The technical amendment included in the CARES Act corrects this error by changing the depreciable life of QIP from 39 years to 15 years, which renders QIP eligible for 100% bonus deprecation under IRC 168(k). QIP is therefore 100% deductible in the year the QIP is placed in service.

This CARES Act fix applies retroactively to January 1, 2018, with the following ramifications:

  • Taxpayers who constructed QIP in 2019 and who have notfiled their 2019 federal income tax returns can claim the 100% bonus depreciation in their 2019 federal return. The revised initial filing deadline of July 15, 2020, pursuant to Notice 2020-18, should provide many taxpayers with additional time to identify assets and make adjustments. Taxpayers who have already filed their 2019 tax returns treating QIP as 39-year property may amend their 2019 return to claim the bonus depreciation.
  • Taxpayers who constructed QIP in 2018 and who havefiled their 2018 tax return treating QIP as 39-year property should consider amending those returns to claim the bonus depreciation. For C corporations, in particular, claiming the bonus depreciation on an amended return can potentially generate net operating losses (NOLs) which can be carried back five years under new NOL provisions also included in the CARES Act. This can be very valuable for tax years prior to 2019 when corporate tax rates were 35%. This is true even though the carryback losses were generated in years when the corporate tax rate was 21%.
  • If the QIP amendment results in an NOL in 2018 or 2019, the IRS has extended the time within which to file an Application for a Tentative Allowance, Form 1045 for individuals and Form 1139 for corporations, for 2018 to June 30, 2020. The deadline for filing an Application for a Tentative Allowance for a 2019 NOL is December 31, 2020.
  • Alternatively, in lieu of amending their 2018 return, taxpayers may file, with their 2019 return, a Form 3115, Application for Change in Accounting Method, to take advantage of the new favorable treatment and claim the missed depreciation. The Form 3115 would reflect a favorable Section 481(a) adjustment computed as if QIP had been eligible for the 100% bonus depreciation, thereby creating the same benefit as if an amended return had been filed, but in the current year, without the administrative burdens. The determination of whether to amend a 2018 tax return or file an automatic method change in 2019 must be made considering each taxpayer’s individual situation.
  • Expensing is available to taxpayers who have not previously elected out of the interest deduction limitations under section 163(j), which limits interest deductions to 50% of income. Taxpayers may have to re-evaluate any section 163(j) election when considering whether to accelerate depreciation for QIP.
  • With regard to filing amended returns by entities taxed as partnerships, the IRS is allowing partnerships subject to the centralized partnership audit provisions to file an amended partnership return for 2018 or 2019 to take advantage of beneficial tax provisions in the CARES Act. The IRS announced in Notice 2020-23 that such partnerships, which are generally prohibited from filing an amended return, may file an amended partnership return for 2018 or 2019 to take advantage of the CARES Act provisions.
  • Revenue Procedure 2020-25 provides detailed guidance on claiming the missed depreciation now allowed under the CARES Act for 2018, 2019, and 2020.

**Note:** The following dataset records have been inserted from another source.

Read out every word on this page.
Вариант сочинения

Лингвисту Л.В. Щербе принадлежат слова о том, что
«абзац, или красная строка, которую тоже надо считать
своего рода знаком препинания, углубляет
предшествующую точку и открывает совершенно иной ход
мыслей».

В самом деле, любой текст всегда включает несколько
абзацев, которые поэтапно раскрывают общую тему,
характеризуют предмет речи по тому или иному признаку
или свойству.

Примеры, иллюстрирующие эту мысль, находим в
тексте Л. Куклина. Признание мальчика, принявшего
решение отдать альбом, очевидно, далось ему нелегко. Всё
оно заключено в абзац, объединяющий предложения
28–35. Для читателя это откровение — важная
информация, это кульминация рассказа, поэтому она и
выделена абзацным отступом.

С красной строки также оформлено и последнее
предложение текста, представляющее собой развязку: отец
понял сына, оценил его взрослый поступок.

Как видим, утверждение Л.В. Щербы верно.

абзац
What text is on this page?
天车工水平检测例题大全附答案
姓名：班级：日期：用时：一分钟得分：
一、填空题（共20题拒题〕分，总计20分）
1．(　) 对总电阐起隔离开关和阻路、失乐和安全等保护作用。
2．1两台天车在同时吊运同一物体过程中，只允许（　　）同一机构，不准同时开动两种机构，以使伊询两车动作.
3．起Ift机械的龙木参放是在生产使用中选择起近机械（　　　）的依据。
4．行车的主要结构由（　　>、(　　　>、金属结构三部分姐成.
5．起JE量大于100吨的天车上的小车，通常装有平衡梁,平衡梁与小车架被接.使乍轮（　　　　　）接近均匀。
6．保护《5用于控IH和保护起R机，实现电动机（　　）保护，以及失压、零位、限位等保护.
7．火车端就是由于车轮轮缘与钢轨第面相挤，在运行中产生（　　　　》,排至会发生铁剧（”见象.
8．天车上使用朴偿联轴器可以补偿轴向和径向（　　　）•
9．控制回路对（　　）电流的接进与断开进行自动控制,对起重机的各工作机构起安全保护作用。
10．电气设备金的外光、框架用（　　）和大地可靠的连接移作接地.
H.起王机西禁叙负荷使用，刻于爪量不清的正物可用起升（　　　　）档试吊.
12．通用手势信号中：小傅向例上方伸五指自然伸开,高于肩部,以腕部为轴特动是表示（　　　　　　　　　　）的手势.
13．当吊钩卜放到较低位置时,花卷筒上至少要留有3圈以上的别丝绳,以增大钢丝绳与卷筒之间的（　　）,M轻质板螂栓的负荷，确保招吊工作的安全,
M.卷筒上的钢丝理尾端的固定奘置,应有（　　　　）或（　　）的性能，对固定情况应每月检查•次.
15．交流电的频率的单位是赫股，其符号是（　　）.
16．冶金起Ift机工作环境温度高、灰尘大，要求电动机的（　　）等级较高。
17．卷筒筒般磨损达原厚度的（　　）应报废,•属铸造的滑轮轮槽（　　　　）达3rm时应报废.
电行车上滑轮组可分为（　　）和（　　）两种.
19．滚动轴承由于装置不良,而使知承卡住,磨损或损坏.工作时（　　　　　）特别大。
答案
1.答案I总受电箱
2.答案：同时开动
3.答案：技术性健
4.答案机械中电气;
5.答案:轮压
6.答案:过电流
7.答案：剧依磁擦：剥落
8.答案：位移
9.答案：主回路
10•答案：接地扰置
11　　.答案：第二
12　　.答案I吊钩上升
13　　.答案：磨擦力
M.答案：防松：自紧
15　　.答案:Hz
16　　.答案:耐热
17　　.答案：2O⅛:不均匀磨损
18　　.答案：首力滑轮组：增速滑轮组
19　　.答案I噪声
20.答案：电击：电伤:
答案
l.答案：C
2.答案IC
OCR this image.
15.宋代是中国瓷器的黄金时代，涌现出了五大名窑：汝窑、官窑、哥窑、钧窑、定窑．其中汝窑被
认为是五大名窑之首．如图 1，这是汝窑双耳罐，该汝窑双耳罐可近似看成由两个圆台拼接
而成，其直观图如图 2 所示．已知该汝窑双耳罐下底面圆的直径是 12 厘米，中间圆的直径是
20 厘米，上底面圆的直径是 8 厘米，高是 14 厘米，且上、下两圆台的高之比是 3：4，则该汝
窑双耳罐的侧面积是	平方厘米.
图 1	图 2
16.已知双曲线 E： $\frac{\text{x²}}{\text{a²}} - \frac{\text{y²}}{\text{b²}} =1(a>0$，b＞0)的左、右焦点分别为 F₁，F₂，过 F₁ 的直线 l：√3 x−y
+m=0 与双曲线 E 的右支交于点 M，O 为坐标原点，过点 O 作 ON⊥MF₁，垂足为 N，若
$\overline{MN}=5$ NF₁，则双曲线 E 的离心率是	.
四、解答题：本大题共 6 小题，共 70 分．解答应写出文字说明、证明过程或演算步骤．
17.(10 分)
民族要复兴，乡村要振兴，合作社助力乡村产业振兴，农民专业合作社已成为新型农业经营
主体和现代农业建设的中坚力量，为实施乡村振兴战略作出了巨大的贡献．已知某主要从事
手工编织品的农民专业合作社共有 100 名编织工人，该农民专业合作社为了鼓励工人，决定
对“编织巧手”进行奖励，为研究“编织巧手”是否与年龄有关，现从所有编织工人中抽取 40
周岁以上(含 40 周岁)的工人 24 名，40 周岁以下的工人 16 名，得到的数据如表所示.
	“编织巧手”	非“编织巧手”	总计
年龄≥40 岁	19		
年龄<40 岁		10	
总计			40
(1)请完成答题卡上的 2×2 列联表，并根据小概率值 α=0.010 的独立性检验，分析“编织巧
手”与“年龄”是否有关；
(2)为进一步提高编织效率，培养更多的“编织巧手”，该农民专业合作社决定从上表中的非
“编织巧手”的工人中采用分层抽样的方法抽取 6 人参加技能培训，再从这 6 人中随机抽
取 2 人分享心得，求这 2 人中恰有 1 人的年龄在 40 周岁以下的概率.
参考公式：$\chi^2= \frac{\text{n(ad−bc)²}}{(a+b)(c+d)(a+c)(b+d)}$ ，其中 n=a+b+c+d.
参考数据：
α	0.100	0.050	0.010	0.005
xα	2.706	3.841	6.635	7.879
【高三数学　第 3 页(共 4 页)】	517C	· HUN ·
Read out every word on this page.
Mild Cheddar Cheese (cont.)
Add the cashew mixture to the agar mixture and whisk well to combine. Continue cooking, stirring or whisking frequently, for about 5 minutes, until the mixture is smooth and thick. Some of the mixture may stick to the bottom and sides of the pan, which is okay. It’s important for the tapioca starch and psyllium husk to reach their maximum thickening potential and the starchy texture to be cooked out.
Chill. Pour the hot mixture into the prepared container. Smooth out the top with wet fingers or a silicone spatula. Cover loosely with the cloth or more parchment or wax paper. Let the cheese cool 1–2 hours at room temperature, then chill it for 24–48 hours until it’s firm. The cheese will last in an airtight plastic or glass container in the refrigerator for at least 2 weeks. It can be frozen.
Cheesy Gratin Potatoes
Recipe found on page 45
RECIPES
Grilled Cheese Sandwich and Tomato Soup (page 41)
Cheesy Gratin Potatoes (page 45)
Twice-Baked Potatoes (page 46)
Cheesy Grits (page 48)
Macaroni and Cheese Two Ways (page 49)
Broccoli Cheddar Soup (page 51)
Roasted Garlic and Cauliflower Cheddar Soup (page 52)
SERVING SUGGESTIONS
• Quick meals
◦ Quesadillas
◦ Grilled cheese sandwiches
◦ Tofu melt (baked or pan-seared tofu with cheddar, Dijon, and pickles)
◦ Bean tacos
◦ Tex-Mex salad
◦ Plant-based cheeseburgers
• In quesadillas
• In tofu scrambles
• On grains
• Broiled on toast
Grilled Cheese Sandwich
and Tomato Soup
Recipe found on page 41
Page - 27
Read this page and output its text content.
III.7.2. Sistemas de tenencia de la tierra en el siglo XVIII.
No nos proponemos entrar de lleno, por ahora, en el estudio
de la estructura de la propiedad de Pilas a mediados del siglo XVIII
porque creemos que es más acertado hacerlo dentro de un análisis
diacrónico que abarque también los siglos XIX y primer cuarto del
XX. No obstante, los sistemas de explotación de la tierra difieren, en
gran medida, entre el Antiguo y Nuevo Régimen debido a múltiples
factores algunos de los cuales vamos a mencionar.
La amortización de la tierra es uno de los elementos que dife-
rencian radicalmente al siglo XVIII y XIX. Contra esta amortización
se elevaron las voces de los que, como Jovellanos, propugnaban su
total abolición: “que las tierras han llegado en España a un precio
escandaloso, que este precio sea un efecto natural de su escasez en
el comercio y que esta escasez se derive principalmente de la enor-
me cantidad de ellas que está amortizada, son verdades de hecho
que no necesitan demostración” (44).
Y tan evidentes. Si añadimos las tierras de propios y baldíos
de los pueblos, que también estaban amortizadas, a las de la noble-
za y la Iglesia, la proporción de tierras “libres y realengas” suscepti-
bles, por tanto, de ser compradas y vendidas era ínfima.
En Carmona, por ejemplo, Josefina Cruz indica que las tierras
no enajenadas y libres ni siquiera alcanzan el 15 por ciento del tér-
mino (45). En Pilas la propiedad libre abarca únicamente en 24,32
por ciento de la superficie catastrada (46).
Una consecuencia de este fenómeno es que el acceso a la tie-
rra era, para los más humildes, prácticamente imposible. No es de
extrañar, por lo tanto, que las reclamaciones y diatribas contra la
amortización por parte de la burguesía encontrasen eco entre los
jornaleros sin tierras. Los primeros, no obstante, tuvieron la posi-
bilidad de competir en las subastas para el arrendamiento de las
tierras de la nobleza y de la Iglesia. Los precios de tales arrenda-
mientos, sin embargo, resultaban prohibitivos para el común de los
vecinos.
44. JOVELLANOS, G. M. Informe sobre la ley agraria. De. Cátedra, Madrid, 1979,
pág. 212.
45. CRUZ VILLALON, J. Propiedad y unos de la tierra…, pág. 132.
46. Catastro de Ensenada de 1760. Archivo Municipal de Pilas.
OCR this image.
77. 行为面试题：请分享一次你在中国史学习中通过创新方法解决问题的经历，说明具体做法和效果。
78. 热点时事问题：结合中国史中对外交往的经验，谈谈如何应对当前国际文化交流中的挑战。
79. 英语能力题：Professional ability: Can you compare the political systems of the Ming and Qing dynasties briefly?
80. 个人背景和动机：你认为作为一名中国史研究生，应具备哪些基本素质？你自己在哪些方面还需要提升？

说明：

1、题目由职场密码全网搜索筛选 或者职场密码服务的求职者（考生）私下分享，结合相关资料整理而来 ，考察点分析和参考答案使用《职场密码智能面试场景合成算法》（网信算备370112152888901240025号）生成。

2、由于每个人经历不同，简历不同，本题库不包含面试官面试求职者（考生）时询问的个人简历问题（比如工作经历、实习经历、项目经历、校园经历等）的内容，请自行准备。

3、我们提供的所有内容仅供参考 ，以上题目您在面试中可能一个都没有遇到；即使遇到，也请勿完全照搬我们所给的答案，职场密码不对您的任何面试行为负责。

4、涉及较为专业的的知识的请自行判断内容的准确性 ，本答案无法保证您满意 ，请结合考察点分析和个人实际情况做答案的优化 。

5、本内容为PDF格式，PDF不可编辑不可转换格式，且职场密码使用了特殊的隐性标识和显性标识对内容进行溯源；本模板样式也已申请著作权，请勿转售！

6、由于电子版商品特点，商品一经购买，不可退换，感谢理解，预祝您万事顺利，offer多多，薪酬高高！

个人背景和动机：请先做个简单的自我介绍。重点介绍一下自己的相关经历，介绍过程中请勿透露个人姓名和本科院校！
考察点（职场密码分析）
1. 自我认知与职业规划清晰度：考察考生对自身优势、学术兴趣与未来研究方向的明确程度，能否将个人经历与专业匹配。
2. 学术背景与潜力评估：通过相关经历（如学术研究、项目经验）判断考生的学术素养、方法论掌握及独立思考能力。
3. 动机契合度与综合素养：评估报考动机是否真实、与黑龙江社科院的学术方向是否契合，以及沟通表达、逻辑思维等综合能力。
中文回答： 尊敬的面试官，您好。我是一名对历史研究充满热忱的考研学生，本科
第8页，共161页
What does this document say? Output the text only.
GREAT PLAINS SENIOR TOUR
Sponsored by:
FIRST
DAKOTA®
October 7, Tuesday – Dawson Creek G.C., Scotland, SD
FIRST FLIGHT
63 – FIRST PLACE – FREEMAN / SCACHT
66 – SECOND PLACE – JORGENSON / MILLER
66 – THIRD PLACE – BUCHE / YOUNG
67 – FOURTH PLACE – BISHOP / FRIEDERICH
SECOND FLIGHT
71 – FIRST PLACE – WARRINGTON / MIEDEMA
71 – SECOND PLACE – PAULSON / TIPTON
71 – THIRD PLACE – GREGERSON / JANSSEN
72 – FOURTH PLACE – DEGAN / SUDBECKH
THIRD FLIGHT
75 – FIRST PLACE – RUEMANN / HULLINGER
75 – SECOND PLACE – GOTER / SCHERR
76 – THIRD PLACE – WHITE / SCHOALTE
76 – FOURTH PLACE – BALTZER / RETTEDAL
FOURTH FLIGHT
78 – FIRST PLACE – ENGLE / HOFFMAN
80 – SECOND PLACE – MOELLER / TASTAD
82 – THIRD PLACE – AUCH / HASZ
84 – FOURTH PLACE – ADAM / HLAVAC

Legal disclaimer: The information in this article (i) is provided for general informational purposes only, (ii) is not provided in the course of and does not create or constitute an attorney-client relationship, (iii) is not intended as a solicitation, (iv) is not intended to convey or constitute legal advice, and (v) is not a substitute for obtaining legal advice from a qualified attorney. You should not act upon any of the information in this article without first seeking qualified professional counsel on your specific matter.